Tuesday’s trading session brought good fortune to retail stocks across the board. The retail sales report released Tuesday morning showed that sales in December came in at 0.5%, which crushed the market’s expectation of 0.2%.
Click to Enlarge By the end of the day, the SPDR S&P Retail ETF (NYSE:XRT) had climbed 2% on its highest trading volume in eight months. What’s more, now that the XRT has broken above the resistance zone around $64.30, it can now challenge its all-time highs at $65.47.
Amid the broad retail rally, traders flocked to Express (NYSE:EXPR), driving its shares higher by nearly 24%. The outsized move came after the company said it was raising its earnings forecasts following better-than-expected holiday sales.
Click to Enlarge Since the former Limited Brands‘ (NYSE:LTD) division went public in May 2010, EXPR has taken investors on a volatile ride. After doubling in price from $13 to $26, shares were cut in half last year dropping as low as $10.47. And yet, with the favorable up-gap in late November along with this week’s surge, it appears a resurrection of the beleaguered stock is in full force.

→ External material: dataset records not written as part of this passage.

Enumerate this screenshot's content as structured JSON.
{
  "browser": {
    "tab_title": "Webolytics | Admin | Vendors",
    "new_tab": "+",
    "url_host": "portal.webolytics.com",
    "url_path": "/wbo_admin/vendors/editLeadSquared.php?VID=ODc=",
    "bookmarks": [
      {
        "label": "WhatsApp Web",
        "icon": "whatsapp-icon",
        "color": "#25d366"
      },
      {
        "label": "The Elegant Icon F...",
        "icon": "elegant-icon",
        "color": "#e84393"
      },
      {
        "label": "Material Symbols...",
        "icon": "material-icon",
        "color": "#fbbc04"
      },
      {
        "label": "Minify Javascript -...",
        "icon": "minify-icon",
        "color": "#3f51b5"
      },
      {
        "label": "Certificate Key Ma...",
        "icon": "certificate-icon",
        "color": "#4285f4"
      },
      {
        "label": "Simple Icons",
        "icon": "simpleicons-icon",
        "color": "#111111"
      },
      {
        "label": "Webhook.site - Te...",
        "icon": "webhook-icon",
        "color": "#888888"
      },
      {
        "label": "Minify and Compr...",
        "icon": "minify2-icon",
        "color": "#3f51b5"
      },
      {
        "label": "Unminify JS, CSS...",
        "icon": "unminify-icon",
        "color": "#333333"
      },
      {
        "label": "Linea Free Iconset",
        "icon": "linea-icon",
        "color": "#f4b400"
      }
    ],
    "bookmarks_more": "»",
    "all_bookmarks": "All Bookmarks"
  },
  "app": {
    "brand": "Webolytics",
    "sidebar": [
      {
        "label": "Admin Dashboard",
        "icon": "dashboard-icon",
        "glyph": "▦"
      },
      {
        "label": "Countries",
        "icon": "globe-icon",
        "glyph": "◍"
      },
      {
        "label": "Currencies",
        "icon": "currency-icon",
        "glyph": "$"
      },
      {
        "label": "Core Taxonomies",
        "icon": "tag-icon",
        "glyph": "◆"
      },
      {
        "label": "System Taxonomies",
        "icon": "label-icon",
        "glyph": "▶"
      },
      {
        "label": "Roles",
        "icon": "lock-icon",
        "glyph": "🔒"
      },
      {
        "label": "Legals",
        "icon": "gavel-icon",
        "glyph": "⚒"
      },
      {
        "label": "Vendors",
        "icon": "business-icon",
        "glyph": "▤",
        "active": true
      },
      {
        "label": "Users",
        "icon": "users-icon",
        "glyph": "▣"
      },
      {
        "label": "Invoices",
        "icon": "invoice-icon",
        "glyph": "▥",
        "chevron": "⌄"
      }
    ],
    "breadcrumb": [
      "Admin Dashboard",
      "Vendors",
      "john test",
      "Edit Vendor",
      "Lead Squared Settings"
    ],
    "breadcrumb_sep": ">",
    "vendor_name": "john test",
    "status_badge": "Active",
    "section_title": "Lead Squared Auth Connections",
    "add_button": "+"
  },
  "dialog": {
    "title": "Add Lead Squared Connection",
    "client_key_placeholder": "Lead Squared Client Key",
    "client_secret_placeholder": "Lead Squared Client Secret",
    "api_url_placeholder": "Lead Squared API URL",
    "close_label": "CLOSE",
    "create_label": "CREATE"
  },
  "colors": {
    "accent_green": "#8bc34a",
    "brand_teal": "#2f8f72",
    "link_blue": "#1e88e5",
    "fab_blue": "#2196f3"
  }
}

Traders looking for additional upside in EXPR in the coming months could buy the April 17.50-20 call spread. To initiate the position, buy the April 17.50 call while selling the April 20 call for a net debit of 95 cents or better. The max loss is limited to the initial 95 cents and will be incurred if EXPR sits below $17.50 at April expiration. The max reward is limited to the distance between strikes minus the initial debit, or $1.55, and will be captured if EXPR climbs to $20 by April expiration.
With EXPR having already rallied more than 20%, you could consider waiting until some type of pullback develops. This would allow you to buy the aforementioned call spread at a more favorable price.
As of this writing, Tyler Craig did not hold a position in any of the aforementioned securities.